Нахлынули воспоминания о соревнованиях по серфингу на озере; моя мать умиротворенно сидела на скамейке и улыбалась. Мы с Адой ели мороженое в маленьком баре у озера и бросали жетоны в музыкальный автомат. Нас не коснулась еще и тень печали, даже когда увидели, как мать закрылась в телефонной кабинке, чтобы кому-то позвонить.
В номере двадцать восемь мы занимались любовью, останавливались, снова начинали и говорили что-то хриплыми и сонными голосами.
На следующий день мы встали поздно и заплатили за номер.
Остановились на пляже. Воскресный день был серым и ветреным, и снова на память пришел теплоход «Дельфинус», с которого раздавалась заводная музыка филуцци. Теплоход приглашал на прогулку по устью реки. По с вином и пресноводной рыбой за двадцать тысяч лир. Мне и Аде так хотелось поехать, но мать не разрешила нам.
Внезапно снова вернулся страх, который у меня появлялся, как только я испытывала хоть каплю привязанности, симпатию к кому-либо.
— Все это доставляет только боль, — сказала я.
Андреа Берти завязал красный шарф вокруг горла, ничего не ответил, а только молча смотрел на море. Я дернула за рукав его твидовой куртки.
— Что такое?
— Ничего.
Он сжал своими холодными руками мои пальцы, но я увернулась.
— Пойдем.
Выходные кончились.
— До завтра, — с порога сказал Андреа.
Я нерешительно потянулась к его губам. На улице хлестал дождь, и я, неловко укрываясь от него, побежала к машине. Забравшись в салон, попыталась сжать дворники: дождь настойчиво стучал по крыше «Ситроена».
Оставив позади себя несколько ночных баров, я доехала до угла улицы Саффи и увидела, как трое обступили мужчину, который пытался трес нуть бутылкой толстого и волосатого типа Я замедлила скорость и высунулась в окно, не веря своим глазам: элегантно одетый Алессандро Даци, весь в крови, лежал на обочине дороги.
Я вышла из машины и подошла к нему. Даци схватил мою руку и поднялся с земли: его челюсть была вывихнута, под глазами синяки, он едва держался на ногах.
— Что это вам взбрело в голову? — крикнула я, как только мы оказались в машине.

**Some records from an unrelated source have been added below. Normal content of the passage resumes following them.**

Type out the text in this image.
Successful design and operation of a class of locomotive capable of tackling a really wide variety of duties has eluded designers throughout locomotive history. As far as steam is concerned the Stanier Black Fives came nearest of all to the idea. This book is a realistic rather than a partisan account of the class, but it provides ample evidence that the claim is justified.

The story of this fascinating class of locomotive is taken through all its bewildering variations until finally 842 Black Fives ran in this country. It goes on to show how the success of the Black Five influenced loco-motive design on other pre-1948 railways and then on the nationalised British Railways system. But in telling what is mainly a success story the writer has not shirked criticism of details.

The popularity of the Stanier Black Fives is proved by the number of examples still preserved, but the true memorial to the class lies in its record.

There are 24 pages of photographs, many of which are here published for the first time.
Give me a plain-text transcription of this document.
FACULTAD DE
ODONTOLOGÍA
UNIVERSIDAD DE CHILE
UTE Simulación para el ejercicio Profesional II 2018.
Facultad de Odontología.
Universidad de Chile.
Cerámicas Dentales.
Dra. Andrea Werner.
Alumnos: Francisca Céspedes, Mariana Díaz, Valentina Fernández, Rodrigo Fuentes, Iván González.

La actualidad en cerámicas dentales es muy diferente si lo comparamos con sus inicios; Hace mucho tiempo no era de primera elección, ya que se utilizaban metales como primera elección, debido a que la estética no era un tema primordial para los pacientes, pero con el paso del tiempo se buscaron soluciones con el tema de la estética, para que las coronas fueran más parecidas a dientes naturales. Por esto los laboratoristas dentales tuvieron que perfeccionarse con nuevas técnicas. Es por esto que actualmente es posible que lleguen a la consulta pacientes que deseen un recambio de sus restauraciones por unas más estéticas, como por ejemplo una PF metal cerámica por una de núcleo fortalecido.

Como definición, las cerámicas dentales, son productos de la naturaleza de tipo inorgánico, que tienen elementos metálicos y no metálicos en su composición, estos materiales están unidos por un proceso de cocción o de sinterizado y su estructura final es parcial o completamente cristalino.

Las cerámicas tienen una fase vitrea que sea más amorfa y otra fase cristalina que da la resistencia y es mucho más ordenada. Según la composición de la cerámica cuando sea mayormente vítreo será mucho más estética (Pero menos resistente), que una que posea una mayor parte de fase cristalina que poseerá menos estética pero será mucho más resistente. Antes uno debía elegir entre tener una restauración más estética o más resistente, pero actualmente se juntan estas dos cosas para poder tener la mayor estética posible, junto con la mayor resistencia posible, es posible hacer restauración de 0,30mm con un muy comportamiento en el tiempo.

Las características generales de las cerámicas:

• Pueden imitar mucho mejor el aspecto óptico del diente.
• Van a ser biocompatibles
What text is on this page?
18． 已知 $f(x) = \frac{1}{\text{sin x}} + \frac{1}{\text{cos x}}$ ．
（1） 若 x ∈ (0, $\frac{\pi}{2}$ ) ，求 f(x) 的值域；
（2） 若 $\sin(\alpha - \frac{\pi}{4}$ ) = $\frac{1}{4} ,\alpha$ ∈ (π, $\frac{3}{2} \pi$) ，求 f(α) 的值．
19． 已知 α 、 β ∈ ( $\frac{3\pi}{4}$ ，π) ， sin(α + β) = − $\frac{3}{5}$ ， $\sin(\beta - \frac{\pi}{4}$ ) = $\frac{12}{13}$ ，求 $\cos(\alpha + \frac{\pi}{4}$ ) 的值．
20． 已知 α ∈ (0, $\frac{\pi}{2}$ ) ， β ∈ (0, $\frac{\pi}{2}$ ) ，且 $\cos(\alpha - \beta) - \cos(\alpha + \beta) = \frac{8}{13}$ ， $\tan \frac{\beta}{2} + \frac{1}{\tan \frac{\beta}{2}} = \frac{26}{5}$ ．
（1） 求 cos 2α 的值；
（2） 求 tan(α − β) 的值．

В стельку пьяный, он едва шевелил губами. Всучив ему гигиеническую салфетку, я некоторое время наблюдала в зеркало заднего обзора за дракой, прежде чем включить двигатель. Пока я везла его домой, Даци говорил о своем втором разводе и о сети пиццерий, которые он довел до нищеты и банкротства. Винный перегар заполнил салон. Перед домом номер двенадцать по улице Гверрацци он открыл дверцу и произнес.

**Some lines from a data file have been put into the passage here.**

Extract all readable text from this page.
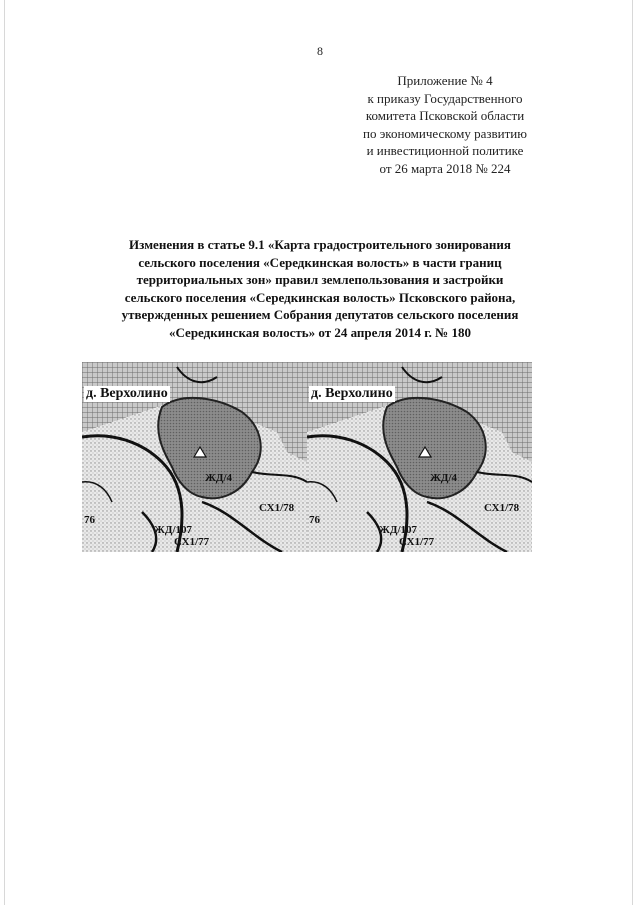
8
Приложение № 4
к приказу Государственного
комитета Псковской области
по экономическому развитию
и инвестиционной политике
от 26 марта 2018 № 224
Изменения в статье 9.1 «Карта градостроительного зонирования
сельского поселения «Середкинская волость» в части границ
территориальных зон» правил землепользования и застройки
сельского поселения «Середкинская волость» Псковского района,
утвержденных решением Собрания депутатов сельского поселения
«Середкинская волость» от 24 апреля 2014 г. № 180
д. Верхолино
ЖД/4
СХ1/78
76
ЖД/107
СХ1/77
д. Верхолино
ЖД/4
СХ1/78
76
ЖД/107
СХ1/77
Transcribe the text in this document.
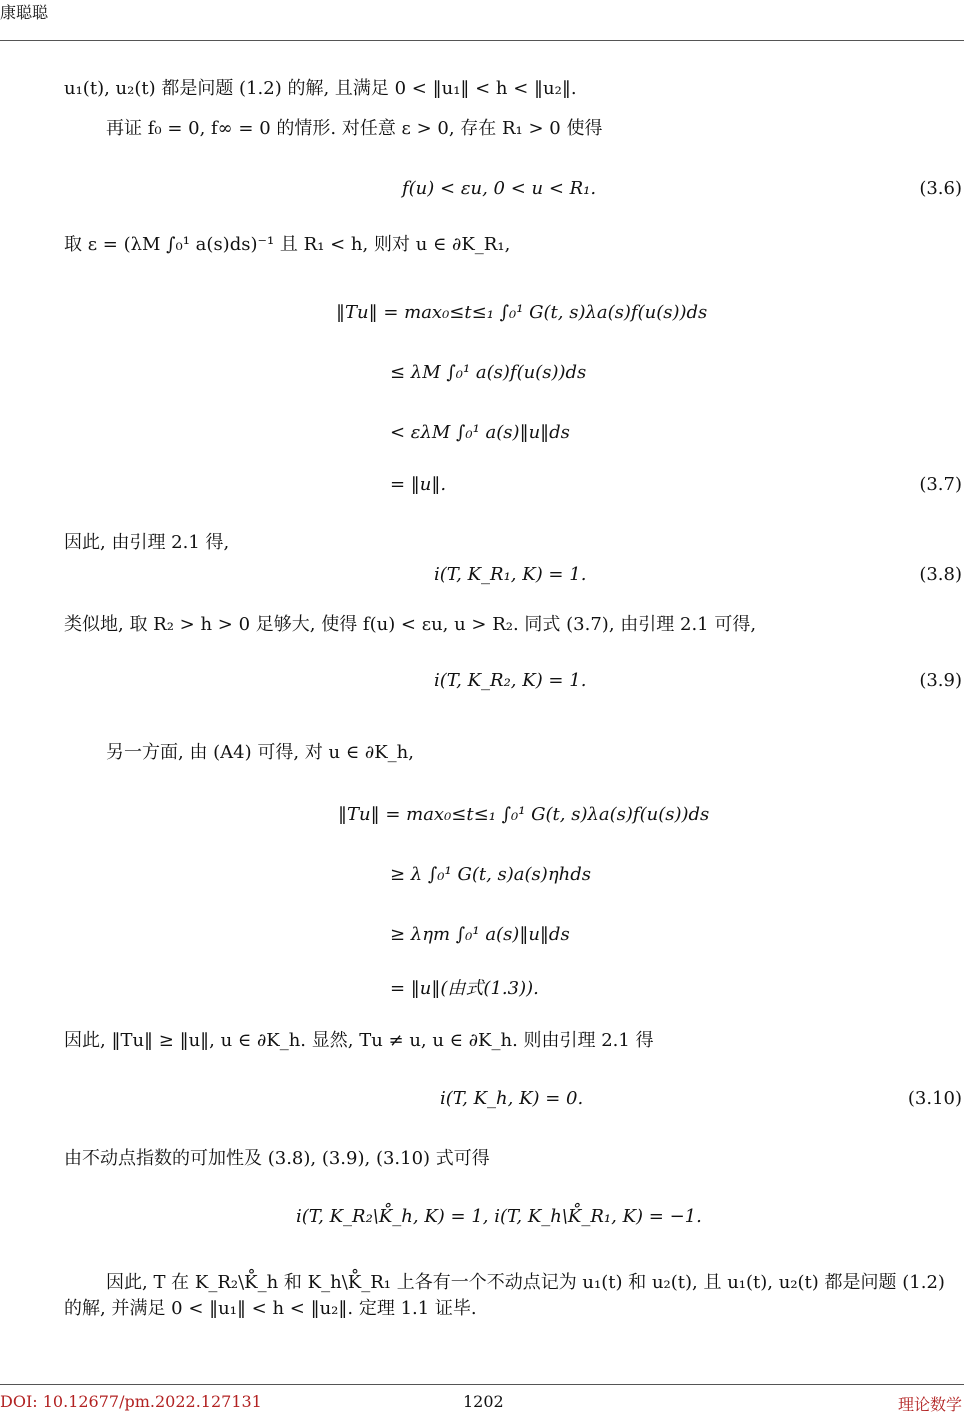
康聪聪
u₁(t), u₂(t) 都是问题 (1.2) 的解, 且满足 0 < ‖u₁‖ < h < ‖u₂‖.
再证 f₀ = 0, f∞ = 0 的情形. 对任意 ε > 0, 存在 R₁ > 0 使得
f(u) < εu, 0 < u < R₁.	(3.6)
取 ε = (λM ∫₀¹ a(s)ds)⁻¹ 且 R₁ < h, 则对 u ∈ ∂K_R₁,
‖Tu‖ = max₀≤t≤₁ ∫₀¹ G(t, s)λa(s)f(u(s))ds
≤ λM ∫₀¹ a(s)f(u(s))ds
< ελM ∫₀¹ a(s)‖u‖ds
= ‖u‖.	(3.7)
因此, 由引理 2.1 得,
i(T, K_R₁, K) = 1.	(3.8)
类似地, 取 R₂ > h > 0 足够大, 使得 f(u) < εu, u > R₂. 同式 (3.7), 由引理 2.1 可得,
i(T, K_R₂, K) = 1.	(3.9)
另一方面, 由 (A4) 可得, 对 u ∈ ∂K_h,
‖Tu‖ = max₀≤t≤₁ ∫₀¹ G(t, s)λa(s)f(u(s))ds
≥ λ ∫₀¹ G(t, s)a(s)ηhds
≥ ληm ∫₀¹ a(s)‖u‖ds
= ‖u‖(由式(1.3)).
因此, ‖Tu‖ ≥ ‖u‖, u ∈ ∂K_h. 显然, Tu ≠ u, u ∈ ∂K_h. 则由引理 2.1 得
i(T, K_h, K) = 0.	(3.10)
由不动点指数的可加性及 (3.8), (3.9), (3.10) 式可得
i(T, K_R₂\K̊_h, K) = 1, i(T, K_h\K̊_R₁, K) = −1.
因此, T 在 K_R₂\K̊_h 和 K_h\K̊_R₁ 上各有一个不动点记为 u₁(t) 和 u₂(t), 且 u₁(t), u₂(t) 都是问题 (1.2) 的解, 并满足 0 < ‖u₁‖ < h < ‖u₂‖. 定理 1.1 证毕.
DOI: 10.12677/pm.2022.127131	1202	理论数学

— Адвокат, я давно хотел вам сказать… Вы мне напоминаете одну девушку, подругу Анджелы.
Он собирался выйти, но я его удержала.
— Как ее звали?
Он молчаливо покрутил мокрый пояс пальто.
Я повысила голос и повторила:
— Как ее звали?
Он посмотрел в зеркало и жеманно осклабился.
— Здорово меня отделали, — хрипло произнес он, щупая челюсть.
Я с силой встряхнула его.
— Ада? Ее звали Ада?
— Ада? Прекрасное имя…
Я грубо вытолкнула его из машины, и он упал на мокрый асфальт.
Выйдя из машины, я спросила его угрожающим тоном:
— Вы были знакомы в Риме с Ад ой Кантини?
Даци чихнул и как припев несколько раз повторил имя моей сестры.
— Ада… Ада… Ада.
Я вытерла лицо рукавом ветровки.
— Вы подхватите воспаление легких.
Он открыл глаза и уставился на меня.
— Вы тоже.
Я оставила его стоять, а сама села в машину.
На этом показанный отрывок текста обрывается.